Only certain kinds of people would wonder such things out loud to the press, and many might do it for effect. McCombs, though, seems utterly earnest, guileless even, words tumbling out of his mouth as if his mind is feeling its way through a dark tunnel. The notion of him as some kind of chameleon who cultivates a careful self-image seems less likely the more you talk to him. He appears undecided about almost everything. "I have no opinions, or maybe, like, we all have millions of opinions, and we can change our opinions like that," he says.
Fine. But what good is a folk singer with no opinions?
While we're sitting in front of the music concourse, McCombs goes searching through his backpack, seemingly happening upon a wrinkled piece of paper. He pulls out what looks like a jury summons.
"Do you have jury duty?" I ask.
"Is it here?"
"No, it's up in the north."
We know McCombs was born in Concord and orbited the Bay Area for a while before moving to the East Coast around 2003. That's about it. He won't say much more about where he's from. "I don't really like to use that word, 'live here or there,'" says. "It just reeks of bravado and entitlement."
Again, is this enigma-cultivation? Is it simply McCombs being honest? Hard to say. But if McCombs' upbringing fit with his current image, you'd think he'd be more open to talking about it.
The one thing McCombs plainly professes to love is playing music, though he's openly ambivalent about making records. "If the record was made, it's because of them [the producers and his band], not me," he says of Big Wheel, an album that will likely raise his profile forever. "It probably would never have been made if it were up to me."
The album moves more like a magnum opus than a collection of tracks laid down in different places by different people at different times, though that is how it was recorded. McCombs gives most of the credit to other people. "I wouldn't go into the studio if I didn't have a band who's ready, willing, and able," he says. "I wouldn't do it for myself ... I don't feel the necessity to make records, even now."
So after almost an hour with McCombs, my questions have only led to more questions. Is he trying to subvert the classical picture of the traveling songwriter, even as he seems to embrace it? Is he holding us away because that's really his way, or because he's afraid that if we get too close, we'll realize he's not everything he claims to be?
Toward the end of our encounter, McCombs lights a joint. I ask if he thinks he'll ever drop his itinerant lifestyle, settle down, maintain a permanent residence.
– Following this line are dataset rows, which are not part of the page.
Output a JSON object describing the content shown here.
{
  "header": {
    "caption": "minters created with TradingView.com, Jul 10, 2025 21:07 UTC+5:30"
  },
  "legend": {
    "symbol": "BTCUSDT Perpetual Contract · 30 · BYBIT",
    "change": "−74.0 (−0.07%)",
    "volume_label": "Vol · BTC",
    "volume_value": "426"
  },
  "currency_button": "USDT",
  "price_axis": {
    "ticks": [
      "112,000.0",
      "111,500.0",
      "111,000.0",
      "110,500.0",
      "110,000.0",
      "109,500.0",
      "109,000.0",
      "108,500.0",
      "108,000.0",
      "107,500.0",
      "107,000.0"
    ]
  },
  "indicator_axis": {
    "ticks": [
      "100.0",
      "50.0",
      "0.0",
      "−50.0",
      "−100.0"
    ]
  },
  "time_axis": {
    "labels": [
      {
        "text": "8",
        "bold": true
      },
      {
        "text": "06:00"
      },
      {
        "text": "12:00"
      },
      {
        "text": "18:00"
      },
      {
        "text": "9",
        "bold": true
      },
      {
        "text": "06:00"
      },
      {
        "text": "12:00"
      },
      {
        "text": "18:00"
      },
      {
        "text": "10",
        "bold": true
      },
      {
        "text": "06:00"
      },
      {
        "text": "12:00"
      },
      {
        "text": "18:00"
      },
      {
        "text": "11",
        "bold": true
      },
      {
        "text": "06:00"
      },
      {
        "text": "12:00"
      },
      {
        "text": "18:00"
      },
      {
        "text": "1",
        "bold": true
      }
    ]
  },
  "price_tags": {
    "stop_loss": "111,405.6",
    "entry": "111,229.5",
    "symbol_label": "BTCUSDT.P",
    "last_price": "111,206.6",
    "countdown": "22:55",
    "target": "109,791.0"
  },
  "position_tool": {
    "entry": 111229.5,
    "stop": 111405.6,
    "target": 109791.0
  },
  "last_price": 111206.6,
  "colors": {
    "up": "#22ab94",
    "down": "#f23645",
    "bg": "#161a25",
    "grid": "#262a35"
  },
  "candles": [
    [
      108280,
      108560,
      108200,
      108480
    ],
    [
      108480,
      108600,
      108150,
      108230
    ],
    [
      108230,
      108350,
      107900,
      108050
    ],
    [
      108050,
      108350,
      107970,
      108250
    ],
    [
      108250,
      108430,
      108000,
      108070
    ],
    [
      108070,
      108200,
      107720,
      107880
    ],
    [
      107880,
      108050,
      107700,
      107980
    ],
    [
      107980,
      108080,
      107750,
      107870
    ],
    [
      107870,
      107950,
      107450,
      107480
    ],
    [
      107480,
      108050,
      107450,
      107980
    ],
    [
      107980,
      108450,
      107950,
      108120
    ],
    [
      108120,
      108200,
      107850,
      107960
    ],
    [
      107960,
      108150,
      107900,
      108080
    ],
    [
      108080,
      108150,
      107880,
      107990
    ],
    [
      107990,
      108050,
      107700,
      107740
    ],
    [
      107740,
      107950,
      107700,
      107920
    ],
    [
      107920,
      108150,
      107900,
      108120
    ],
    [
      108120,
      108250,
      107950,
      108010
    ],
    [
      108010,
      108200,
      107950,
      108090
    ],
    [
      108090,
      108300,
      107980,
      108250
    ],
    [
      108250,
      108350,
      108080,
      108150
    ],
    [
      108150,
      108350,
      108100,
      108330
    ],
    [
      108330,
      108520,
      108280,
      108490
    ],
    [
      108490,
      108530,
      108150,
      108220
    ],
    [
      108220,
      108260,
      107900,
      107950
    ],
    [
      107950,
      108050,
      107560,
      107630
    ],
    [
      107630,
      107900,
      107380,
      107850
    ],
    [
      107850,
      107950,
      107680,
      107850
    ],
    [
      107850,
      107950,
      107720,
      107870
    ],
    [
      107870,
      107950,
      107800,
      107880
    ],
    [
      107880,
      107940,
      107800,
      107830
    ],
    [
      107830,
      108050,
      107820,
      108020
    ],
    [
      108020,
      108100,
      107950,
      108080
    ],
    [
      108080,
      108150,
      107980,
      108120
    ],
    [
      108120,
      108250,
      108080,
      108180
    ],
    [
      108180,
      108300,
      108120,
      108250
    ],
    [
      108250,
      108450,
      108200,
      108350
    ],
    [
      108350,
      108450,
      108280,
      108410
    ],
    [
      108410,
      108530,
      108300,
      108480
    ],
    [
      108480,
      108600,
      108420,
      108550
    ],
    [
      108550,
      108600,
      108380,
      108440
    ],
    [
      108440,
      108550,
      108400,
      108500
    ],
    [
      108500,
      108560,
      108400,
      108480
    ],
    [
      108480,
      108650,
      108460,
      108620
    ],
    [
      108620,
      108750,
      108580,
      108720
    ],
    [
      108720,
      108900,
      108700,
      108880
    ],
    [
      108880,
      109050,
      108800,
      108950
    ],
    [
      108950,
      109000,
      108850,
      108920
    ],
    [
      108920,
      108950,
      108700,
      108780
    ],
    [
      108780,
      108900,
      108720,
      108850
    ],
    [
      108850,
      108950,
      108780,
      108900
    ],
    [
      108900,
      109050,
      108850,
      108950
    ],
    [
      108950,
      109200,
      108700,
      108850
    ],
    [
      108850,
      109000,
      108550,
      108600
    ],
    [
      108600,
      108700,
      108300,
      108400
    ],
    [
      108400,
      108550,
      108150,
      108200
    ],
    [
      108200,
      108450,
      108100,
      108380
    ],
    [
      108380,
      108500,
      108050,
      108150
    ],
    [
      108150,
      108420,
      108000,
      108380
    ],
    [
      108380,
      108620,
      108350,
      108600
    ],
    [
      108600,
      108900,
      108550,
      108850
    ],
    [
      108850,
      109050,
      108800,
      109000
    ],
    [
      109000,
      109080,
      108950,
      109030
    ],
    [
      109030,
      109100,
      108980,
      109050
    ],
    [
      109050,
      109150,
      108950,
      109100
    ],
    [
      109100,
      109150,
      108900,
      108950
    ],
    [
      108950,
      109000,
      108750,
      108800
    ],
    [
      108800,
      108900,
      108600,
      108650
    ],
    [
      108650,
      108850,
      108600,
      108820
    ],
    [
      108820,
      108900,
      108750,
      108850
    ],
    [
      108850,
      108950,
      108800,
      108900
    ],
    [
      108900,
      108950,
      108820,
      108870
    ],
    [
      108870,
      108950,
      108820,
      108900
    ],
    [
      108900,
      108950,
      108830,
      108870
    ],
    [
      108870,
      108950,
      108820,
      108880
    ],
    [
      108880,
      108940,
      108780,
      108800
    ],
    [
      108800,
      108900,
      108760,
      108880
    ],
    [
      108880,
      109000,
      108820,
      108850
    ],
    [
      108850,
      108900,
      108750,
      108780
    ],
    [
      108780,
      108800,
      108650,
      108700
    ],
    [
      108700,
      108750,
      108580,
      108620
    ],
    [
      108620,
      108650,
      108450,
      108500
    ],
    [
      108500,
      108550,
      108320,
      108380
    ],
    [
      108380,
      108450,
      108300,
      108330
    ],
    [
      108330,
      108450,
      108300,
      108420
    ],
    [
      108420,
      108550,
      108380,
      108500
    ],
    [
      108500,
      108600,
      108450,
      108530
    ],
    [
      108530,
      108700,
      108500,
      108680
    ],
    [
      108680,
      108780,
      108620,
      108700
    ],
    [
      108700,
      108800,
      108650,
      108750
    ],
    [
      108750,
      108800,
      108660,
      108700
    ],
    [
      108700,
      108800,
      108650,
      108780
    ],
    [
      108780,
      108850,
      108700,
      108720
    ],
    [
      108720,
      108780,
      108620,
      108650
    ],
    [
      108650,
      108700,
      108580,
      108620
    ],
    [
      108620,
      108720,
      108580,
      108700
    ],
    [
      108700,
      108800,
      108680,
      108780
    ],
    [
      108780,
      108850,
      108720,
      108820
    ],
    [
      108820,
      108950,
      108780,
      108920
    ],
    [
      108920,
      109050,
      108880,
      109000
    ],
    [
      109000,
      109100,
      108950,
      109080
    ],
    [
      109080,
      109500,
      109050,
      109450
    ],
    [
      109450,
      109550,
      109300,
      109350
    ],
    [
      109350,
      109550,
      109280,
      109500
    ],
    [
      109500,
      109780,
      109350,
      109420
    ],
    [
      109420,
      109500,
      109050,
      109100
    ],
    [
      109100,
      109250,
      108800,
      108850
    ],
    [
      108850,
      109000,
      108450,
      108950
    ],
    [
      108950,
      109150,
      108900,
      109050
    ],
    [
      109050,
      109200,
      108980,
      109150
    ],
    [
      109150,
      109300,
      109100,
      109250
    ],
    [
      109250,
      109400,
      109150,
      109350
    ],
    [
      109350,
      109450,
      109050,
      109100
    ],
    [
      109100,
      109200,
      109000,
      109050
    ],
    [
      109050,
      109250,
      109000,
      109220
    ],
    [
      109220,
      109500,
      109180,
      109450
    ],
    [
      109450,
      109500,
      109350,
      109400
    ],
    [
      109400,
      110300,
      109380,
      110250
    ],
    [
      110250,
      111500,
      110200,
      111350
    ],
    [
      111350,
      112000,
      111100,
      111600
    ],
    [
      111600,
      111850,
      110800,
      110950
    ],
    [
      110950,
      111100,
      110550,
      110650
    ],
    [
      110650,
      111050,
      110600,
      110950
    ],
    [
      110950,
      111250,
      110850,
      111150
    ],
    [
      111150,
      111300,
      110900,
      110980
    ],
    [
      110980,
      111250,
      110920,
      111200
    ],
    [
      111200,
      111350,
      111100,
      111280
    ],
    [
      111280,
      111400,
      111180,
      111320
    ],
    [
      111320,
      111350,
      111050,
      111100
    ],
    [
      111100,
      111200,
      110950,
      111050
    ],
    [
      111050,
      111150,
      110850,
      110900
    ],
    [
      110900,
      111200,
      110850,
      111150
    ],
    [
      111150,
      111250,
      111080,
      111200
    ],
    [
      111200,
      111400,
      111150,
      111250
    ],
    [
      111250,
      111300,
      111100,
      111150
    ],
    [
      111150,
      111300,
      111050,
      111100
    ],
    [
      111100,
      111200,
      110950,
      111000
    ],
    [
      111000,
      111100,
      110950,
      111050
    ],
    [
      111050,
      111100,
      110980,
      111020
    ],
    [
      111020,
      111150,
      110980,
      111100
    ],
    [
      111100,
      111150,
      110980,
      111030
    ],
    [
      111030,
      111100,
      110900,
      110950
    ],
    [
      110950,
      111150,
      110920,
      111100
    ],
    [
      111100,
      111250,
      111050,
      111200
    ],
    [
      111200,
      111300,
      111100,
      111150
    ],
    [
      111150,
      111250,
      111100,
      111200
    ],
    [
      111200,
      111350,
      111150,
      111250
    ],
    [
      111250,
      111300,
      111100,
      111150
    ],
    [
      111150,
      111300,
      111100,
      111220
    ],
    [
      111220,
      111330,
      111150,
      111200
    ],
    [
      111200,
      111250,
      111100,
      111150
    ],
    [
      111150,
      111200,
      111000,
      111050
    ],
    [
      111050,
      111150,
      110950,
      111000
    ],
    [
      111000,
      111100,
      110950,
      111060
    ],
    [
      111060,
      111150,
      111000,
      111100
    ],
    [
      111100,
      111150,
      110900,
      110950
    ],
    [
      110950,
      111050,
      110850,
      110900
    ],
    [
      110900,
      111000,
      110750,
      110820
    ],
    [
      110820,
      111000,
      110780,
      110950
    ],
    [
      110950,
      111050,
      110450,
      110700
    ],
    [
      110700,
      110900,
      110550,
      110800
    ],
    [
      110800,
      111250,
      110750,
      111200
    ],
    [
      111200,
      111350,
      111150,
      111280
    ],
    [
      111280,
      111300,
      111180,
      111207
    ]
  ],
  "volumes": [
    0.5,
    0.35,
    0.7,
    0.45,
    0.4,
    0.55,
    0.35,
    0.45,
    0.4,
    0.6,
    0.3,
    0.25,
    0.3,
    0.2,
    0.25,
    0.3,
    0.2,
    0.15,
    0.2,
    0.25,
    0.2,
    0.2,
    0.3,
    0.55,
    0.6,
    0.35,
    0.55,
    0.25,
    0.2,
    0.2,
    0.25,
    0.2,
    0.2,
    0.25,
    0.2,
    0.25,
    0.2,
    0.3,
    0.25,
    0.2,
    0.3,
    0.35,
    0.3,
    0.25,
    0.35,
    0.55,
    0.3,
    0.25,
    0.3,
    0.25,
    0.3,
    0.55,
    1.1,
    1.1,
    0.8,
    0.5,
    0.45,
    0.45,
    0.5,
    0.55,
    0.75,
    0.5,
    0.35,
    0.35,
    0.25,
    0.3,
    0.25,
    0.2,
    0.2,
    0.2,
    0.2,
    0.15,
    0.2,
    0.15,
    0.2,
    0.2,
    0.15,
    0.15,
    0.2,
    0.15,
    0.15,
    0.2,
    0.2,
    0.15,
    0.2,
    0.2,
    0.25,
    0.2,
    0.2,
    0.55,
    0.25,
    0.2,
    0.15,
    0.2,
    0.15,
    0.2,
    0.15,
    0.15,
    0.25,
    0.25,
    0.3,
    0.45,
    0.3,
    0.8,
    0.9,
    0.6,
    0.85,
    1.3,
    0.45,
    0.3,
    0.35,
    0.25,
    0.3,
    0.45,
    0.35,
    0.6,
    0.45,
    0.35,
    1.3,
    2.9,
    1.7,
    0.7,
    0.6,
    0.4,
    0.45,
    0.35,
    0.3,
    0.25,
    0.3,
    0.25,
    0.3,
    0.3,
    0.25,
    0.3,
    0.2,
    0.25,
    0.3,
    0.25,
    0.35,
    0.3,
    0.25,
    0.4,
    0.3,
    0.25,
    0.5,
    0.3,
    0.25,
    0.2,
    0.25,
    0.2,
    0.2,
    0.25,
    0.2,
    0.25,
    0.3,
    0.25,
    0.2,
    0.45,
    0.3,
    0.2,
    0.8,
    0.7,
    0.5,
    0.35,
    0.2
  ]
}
It must be easy to travel all the time, I say, but isn't it also stressful, to not have a place to live?
He pulls on the joint. "It's not stressful at all," he says, eyes gleaming with amusement. "I'm making music with my friends. It's fun. It should be fun. You shouldn't make music if it isn't fun. There's no money in it anyway. And if there's any money in it, you should stop right away. You're doing something wrong if you're making money."
So here is one explanation. Cass McCombs has made his best album yet. He could be a great songwriter of our time. He may seem to be following the template made by other, guitar-wielding word-men decades ago. But this is 2013, not 1963. Cass McCombs is not doing what he does for art, or fame, or America, or for the good of the poor. He is doing it for himself, because he likes to. When it comes to his songs, and his inscrutable answers to interview questions, he simply doesn't care if anyone else follows along or not.